Police in Pakistan on Tuesday arrested a Muslim cleric accused of sentencing six people to death for singing and dancing at a wedding in the north of the country.
“Police have arrested a cleric and his companion for issuing the death decree, but they totally denied it,” local administration official Aqal Badshah Khattak told AFP.
“The cleric has said he had no role in the decree and his name was misused,” Khattak said.
Police told AFP on Monday that clerics sentenced four women and two men to death after mobile phone footage emerged of them enjoying themselves at a village wedding in the mountains of Kohistan district, 175 kilometres (110 miles) north of the capital Islamabad.

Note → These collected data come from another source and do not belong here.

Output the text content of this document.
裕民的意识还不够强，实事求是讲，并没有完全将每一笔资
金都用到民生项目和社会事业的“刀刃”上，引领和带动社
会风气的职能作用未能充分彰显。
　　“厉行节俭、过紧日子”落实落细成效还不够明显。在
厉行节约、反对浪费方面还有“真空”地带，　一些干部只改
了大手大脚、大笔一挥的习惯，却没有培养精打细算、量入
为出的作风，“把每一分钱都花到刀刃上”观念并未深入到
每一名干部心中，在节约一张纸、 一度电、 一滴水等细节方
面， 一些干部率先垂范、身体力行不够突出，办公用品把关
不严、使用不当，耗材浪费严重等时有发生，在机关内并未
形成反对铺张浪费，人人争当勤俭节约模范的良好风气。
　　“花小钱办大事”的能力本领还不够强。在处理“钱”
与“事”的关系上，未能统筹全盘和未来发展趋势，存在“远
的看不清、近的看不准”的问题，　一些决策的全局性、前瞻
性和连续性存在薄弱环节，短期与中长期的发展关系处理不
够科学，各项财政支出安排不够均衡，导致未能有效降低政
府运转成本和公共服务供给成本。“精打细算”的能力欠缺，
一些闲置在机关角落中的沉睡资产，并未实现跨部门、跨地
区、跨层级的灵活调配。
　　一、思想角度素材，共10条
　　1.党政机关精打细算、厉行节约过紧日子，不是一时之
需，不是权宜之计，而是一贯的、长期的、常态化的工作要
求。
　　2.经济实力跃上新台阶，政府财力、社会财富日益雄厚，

The men and women had allegedly danced and sung together in Gada village, in defiance of strict tribal customs that separate men and women at weddings.
But on Tuesday, district police chief Abdul Majeed Afridi said it appeared to be a case of tribal rivalry and an attempt to defame a family.
He said the video was recorded three years ago and then edited in an attempt to implicate the party goers.
“I am satisfied that there is no danger to the life of the girls,” he said.
According to the Human Rights Commission of Pakistan, at least 943 women and girls were murdered last year after being accused of defaming their family’s honour.
The statistics highlight the scale of violence suffered by many women in conservative Muslim Pakistan, where they are frequently treated as second-class citizens.